Amano's statement made no specific reference to Israel or the statement but it is his first public pronouncement since Netanyahu's speech at the United Nations General Assembly last week.
He said the IAEA has carried out so-called complementary access inspections, which are often at short notice, at all locations in Iran it has needed to visit.
"All information obtained, including from third parties, is subject to rigorous review and assessed together with other available information to arrive at an independent assessment based on the agency's own expertise," Amano said.
"In order to maintain credibility, the agency's independence in relation to the implementation of verification activities is of paramount importance," he added.
During a speech at the UN, Netanyahu revealed “another secret atomic facility” in Iran, some four months after he presented what he said was “conclusive proof” of a secret project underway in Iran for the development of nuclear weapons.
“What I’m about to say has not been shown publicly before ... Today I’m revealing the site of a second facility, Iran’s secret atomic warehouse,” he said.
The new site Netanyahu identified sits a short distance from Shourabad, where the Mossad pinched a trove of documents and evidence showing that Iran had archived its nuclear materials despite the nuclear deal.
“When I spoke here 3 years ago Israel stood alone among the nations.
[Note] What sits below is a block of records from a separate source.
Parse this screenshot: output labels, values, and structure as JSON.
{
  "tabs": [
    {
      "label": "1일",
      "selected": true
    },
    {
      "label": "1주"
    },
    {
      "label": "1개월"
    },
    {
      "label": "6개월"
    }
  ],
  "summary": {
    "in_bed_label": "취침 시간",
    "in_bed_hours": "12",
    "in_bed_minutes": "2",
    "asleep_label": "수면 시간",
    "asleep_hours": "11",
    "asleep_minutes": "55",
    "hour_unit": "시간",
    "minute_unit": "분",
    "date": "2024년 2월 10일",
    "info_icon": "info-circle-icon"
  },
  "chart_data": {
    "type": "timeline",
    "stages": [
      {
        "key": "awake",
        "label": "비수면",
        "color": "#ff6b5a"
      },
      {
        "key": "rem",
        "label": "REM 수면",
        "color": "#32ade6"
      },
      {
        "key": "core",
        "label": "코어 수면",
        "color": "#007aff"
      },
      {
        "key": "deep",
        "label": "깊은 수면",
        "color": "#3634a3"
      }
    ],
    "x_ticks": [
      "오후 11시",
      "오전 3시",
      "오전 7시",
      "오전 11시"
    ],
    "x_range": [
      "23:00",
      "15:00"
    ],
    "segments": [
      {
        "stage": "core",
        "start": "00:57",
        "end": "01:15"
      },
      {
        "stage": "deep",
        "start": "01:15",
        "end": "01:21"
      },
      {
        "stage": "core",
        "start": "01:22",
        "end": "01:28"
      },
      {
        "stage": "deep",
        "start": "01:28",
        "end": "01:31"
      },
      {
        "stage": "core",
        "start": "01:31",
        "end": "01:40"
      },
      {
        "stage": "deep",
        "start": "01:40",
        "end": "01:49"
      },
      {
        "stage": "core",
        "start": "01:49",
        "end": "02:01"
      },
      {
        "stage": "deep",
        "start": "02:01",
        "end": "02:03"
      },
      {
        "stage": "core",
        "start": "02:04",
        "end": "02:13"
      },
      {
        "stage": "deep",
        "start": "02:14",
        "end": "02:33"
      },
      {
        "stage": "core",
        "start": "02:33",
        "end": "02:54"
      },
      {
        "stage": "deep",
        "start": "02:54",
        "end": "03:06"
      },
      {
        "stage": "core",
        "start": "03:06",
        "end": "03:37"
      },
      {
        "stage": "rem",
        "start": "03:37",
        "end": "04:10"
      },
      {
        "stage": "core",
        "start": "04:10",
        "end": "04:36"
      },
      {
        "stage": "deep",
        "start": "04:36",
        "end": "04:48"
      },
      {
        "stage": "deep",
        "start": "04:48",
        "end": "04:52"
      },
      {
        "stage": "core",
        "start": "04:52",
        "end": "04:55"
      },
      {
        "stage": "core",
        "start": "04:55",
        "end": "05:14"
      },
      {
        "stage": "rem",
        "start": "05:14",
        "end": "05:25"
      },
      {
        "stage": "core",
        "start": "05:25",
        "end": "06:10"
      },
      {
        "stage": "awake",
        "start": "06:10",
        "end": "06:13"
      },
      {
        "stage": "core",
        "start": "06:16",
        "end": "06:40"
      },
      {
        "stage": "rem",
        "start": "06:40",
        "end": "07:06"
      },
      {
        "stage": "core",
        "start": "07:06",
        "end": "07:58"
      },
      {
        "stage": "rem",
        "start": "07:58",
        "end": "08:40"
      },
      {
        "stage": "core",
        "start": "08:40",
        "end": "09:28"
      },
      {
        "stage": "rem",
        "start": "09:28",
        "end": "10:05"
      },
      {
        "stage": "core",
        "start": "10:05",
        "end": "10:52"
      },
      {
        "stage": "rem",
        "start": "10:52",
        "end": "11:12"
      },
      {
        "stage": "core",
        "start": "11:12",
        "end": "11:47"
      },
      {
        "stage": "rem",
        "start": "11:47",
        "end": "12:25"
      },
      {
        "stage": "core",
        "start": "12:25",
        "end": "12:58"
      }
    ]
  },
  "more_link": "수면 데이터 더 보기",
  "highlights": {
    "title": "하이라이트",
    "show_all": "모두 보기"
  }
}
Of the nearly 200 countries that sit in this hall, only Israel openly opposed the nuclear deal with Iran. We oppose it because it threatens our future, even our very survival,” the prime minister said.
“We opposed it because the deal paved Iran’s path to a nuclear arsenal and the lifting of the sanction has fueled Iran’s campaign of carnage and conquest throughout the Middle East. We opposed it because the deal was based on a fundamental lie … Israel exposed that lie.”
Continuing what has become a traditional characteristic of presenting visuals during his UN speeches, Netanyahu said “Let me show you exactly what the secret atomic warehouse looks like. Here it is,” while holding up a picture of satellite and up-close images.
According to Netanyahu, the second secret site was right near a rug-cleaning store, which he quipped may now be radioactive.
The prime minister also claimed the site contained some 15kg (33 pounds) of radioactive material that has now been moved as part of Iranian attempts to hide evidence of its nuclear weapons program.
Iran dismissed Netanyahu's claims as laughable. “The world will only laugh loudly at this type of false, meaningless and unnecessary speech and false shows,” said Iranian foreign ministry spokesman Bahram Qassemi said, according to Fars News.
Qassemi said Netanyahu's accusation was "not worth talking about."
"These farcical claims and the show by the prime minister of the occupying regime (Israel) were not unexpected," he added.
Iran’s Foreign Minister Mohammad Javad Zarif said that there should be more scrutiny on Israel’s nuclear program and derided the visuals presented by the prime minister.
“No arts & craft show will ever obfuscate that Israel is only regime in our region with a ‘secret’ and ‘undeclared’ nuclear weapons program—including an ‘actual atomic arsenal,’” Zarif wrote on Twitter.
“Time for Israel to fess up and open its illegal nuclear weapons program to international inspectors,” he added.